This girl, she didn’t know where she was goin’ or what she was goin’ to do. She didn’t have no money on her. Maybe she’d meet up with a character.
With an ear for natural dialogue and an eye for a natural performer Malick discovered the young Linda Manz to narrate one of the best screen voiceovers yet as well as playing a child’s perspective on the mysteries and follies of adult experience and the ebb and flow of nature.
And so just months after Terence Malick’s flawed masterpiece The Tree of Life which also documented childhood and the rhythms of life in painstaking detail, comes a new chance to see what many regard as the definitive film of his career, back on the big screen in a digital restoration supervised by the man himself.

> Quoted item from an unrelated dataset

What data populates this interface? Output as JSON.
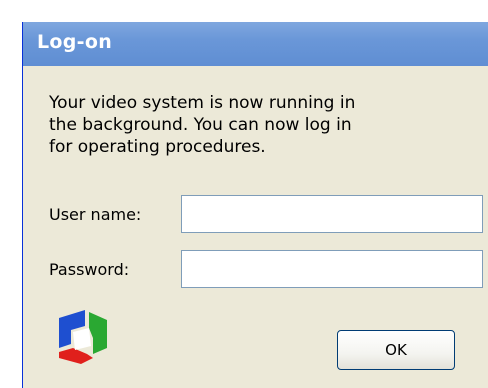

It’s the work of a true and fussy auteur who got to make it his own way and in so doing created one of the most beautiful visual poems to ever grace the screen. Like many of his films, what Days of Heaven lacks in storytelling narrative is made up for in atmosphere; Nestor Almendros jaw dropping cinematography and the creation of one of the most unforgettable sequences ever filmed.
Essentially a document of a bittersweet love triangle, this a fairytale of innocence and survival on a grand scale and a snapshot of the grind of working men's lives just as the post industrial world and emergence of technology started to impact the landscape.
Richard Gere plays Bill, a young Chicago steel mill worker who after a violent altercation with a work colleague flees the city with his lover Abby (Karen Brooks) and their adopted ‘kid sister’ Linda (the film’s narrator). Along with hundreds of migrant workers they ride the train tops to the endless flowing sun drenched wheat fields of the Texas panhandle.
Reaping the harvest from dawn till dusk, the work is tough and the wages poor but these are the days of heaven, of youthful love and friendship and of a community both at odds with and at one with their working and natural environment. Overseeing this from his mansion, the rich and enigmatic farmer (Sam Shepard) takes a shine to young Abby. She pretends to be Bill’s sister and so the farmer sees no impediment to declaring his affections.
Events take their course and Bill and Abby see an opportunity for a better life by allowing themselves to be adopted into a rich man's life. Abby reluctantly marries into the household but as love rivals, the tensions between Bill and the farmer eventually culminates in tragedy.
This is a story in which the petty grievances, jealousies and needs of mortals ultimately play second fiddle to the indifference of the power of nature and its ability to overcome mans attempts to harness it. Just as events are heating up for the principal characters, a biblical locust storm takes over the land and the workers attempts throughout the night to protect their livelihood amounts to nothing.
Made in 1978, Days of Heaven has become a timeless classic. Exactly how the locust scene was created in a pre CGI era is beyond me and so the chance to see it again on a big screen in crystal clarity should not be missed.
There are many other memorable scenes, such as the opening titles and the train of workers silhouetted against the sky as it crosses a huge bridge. These and other scenes are accompanied by the haunting music of Saint-Saens Carnival of the Animals and the effect is that it all lingers in the mind long after the film is over.
As the saying goes, they don’t make them like that anymore and more’s the pity.